I understand that ANN input must be normalized, standardized, etc.
Leaving the peculiarities and models of various ANN's aside, how can I preprocess UTF-8 encoded text within the range of {0,1} or alternatively between the range {-1,1} before it is given as input to neural networks?
I have been searching for this on google but can't find any information (I may be using the wrong term).
- Does that make sense?
- Isn't that how text is preprocessed for neural networks?
- Are there any alternatives?
Update on November 2013
I have long accepted as correct the answer of Pete.
However, I have serious doubts, mostly due to recent research I've been doing on Symbolic knowledge and ANN's.
Dario Floreano and Claudio Mattiussi in their book explain that such processing is indeed possible, by using distributed encoding.
Indeed if you try a google scholar search, there exists a plethora of neuroscience articles and papers on how distrubuted encoding is hypothesized to be used by brains in order to encode Symbolic Knowledge.

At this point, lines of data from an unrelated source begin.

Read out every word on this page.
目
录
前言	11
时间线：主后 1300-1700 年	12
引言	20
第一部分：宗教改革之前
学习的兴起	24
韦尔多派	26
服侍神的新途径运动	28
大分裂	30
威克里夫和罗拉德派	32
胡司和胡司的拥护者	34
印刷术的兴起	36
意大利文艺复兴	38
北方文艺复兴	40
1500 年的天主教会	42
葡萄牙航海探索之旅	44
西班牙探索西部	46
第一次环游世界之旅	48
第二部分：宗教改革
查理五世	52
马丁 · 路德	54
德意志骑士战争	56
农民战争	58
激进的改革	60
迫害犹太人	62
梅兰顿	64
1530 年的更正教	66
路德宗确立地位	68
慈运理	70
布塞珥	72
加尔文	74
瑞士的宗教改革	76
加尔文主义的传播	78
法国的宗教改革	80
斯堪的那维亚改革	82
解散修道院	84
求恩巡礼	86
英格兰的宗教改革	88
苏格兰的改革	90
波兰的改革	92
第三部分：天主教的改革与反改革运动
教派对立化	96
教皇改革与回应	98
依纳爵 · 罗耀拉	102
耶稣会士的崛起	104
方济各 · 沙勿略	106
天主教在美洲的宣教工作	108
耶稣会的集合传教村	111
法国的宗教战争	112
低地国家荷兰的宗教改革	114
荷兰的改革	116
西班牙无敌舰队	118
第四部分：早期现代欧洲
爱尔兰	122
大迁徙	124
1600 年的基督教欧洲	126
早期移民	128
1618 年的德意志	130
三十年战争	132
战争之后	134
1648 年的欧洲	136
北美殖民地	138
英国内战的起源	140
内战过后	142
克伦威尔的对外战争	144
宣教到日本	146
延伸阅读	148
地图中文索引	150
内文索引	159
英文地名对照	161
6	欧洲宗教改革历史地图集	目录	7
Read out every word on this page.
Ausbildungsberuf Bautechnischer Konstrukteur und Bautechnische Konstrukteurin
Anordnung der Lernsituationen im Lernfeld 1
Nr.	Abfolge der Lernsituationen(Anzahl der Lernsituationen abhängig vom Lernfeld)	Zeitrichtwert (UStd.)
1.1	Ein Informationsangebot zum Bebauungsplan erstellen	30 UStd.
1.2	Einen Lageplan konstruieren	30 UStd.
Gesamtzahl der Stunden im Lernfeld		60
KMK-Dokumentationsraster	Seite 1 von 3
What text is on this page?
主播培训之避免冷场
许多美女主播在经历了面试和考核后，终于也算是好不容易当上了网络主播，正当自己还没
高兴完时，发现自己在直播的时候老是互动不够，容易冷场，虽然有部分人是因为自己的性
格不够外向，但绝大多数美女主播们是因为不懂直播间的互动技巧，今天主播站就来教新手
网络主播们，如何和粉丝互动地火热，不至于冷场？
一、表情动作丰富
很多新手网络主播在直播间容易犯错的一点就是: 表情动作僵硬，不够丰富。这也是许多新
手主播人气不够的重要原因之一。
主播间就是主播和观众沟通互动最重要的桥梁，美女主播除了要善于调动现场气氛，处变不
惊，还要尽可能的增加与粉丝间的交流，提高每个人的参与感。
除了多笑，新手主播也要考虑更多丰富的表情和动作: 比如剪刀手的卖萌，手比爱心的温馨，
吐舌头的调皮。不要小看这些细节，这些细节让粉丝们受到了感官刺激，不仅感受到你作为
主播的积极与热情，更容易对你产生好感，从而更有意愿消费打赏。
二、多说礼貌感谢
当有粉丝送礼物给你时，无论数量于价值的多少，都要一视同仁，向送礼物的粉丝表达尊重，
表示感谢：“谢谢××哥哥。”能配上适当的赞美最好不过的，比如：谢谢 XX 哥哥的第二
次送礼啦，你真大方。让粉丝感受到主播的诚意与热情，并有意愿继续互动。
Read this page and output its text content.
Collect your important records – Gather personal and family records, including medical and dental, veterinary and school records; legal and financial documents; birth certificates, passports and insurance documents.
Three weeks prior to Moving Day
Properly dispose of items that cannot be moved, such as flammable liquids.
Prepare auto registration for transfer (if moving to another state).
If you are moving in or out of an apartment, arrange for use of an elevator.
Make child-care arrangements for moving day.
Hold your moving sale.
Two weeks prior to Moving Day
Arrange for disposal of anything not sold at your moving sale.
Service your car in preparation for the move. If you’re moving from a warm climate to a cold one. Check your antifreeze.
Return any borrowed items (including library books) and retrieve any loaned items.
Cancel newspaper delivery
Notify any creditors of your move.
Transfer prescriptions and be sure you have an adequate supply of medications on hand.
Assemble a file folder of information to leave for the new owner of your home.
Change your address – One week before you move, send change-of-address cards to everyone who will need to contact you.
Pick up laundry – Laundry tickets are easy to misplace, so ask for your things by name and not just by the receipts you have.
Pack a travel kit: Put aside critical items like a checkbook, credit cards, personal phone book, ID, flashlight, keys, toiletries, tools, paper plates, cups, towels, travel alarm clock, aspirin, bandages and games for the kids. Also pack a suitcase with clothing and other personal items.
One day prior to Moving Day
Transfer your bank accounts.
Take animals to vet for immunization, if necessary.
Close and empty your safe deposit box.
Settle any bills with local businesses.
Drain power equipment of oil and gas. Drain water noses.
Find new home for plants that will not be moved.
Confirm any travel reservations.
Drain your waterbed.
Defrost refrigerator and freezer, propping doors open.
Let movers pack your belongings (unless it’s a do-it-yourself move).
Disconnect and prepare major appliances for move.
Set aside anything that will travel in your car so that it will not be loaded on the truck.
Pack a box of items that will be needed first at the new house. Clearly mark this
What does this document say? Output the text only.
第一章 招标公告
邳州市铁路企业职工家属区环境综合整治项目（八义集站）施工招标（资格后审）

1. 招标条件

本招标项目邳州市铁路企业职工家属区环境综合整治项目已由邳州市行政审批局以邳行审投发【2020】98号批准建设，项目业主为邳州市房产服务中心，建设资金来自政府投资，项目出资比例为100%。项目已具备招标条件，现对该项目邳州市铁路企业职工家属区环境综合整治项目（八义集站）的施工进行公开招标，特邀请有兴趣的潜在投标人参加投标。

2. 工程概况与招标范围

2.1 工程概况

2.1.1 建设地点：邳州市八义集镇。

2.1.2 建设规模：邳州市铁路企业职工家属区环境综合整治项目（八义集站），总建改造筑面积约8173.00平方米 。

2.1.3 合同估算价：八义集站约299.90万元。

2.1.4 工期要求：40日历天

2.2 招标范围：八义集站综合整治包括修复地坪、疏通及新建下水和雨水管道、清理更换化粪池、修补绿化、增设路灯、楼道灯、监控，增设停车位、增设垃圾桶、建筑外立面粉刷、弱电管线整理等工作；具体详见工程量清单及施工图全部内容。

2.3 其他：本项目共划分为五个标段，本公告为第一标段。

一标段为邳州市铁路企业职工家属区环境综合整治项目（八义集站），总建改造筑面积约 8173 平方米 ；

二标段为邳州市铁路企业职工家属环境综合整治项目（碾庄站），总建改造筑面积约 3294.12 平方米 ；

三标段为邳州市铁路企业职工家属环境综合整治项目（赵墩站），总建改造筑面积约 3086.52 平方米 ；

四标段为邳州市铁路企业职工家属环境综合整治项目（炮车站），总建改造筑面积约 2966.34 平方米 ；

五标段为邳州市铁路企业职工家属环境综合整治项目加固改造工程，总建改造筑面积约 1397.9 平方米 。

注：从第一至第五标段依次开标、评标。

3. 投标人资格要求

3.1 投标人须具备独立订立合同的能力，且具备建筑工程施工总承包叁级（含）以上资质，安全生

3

Teuvo Kohonen, in his paper "Self Organizing Maps" explains:
One might think that applying the neural adaptation laws to a
symbol set (regarded as a set of vectorial variables) might create a
topographic map that displays the "logical distances" between the
symbols. However, there occurs a problem which lies in the different
nature of symbols as compared with continuous data. For the latter,
similarity always shows up in a natural way, as the metric differences
between their continuous encodings. This is no longer true for
discrete, symbolic items, such as words, for which no metric has been
defined. It is in the very nature of a symbol that its meaning is
dissociated from its encoding.
However, Kohonen did manage to deal with Symbolic Information in SOMs!
Furthermore, Prof Dr Alfred Ultsch in his paper "The Integration of Neural Networks with
Symbolic Knowledge Processing" deals exactly with how to process Symbolic Knowledge (such as text) in ANN's. Ultsch offers the following methodologies for processing Symbolic Knowledge: Neural Approximative Reasoning, Neural Unification, Introspection and Integrated
Knowledge Acquisition. Albeit little information can be found on those in google scholar or anywhere else for that matter.
Pete in his answer is right about semantics.
Semantics in ANN's are usually disconnected. However, following reference, provides insight how researchers have used RBMs, trained to recognize similarity in semantics of different word inputs, thus it shouldn't be impossible to have semantics, but would require a layered approach, or a secondary ANN if semantics are required.
Natural Language Processing With Subsymbolic Neural Networks, Risto Miikkulainen, 1997
Training Restricted Boltzmann Machines on Word Observations, G.E.Dahl, Ryan.P.Adams, H.Rarochelle, 2012
Update on January 2021
The field of NLP and Deep Learning has seen a resurgence in research in the past few years and since I asked that Question. There are now Machine-learning models which address what I was trying to achieve in many different ways.
For anyone arriving to this question wondering on how to pre-process text in Deep Learning or Neural Networks, here's a few helpful topics, none of which are Academic, but simple to understand and which should get you started on solving similar tasks:
At the time I was asking that question, RNN, CNN and VSM were about to start being used, nowadays most Deep Learning frameworks support extensive NLP support. Hope the above helps.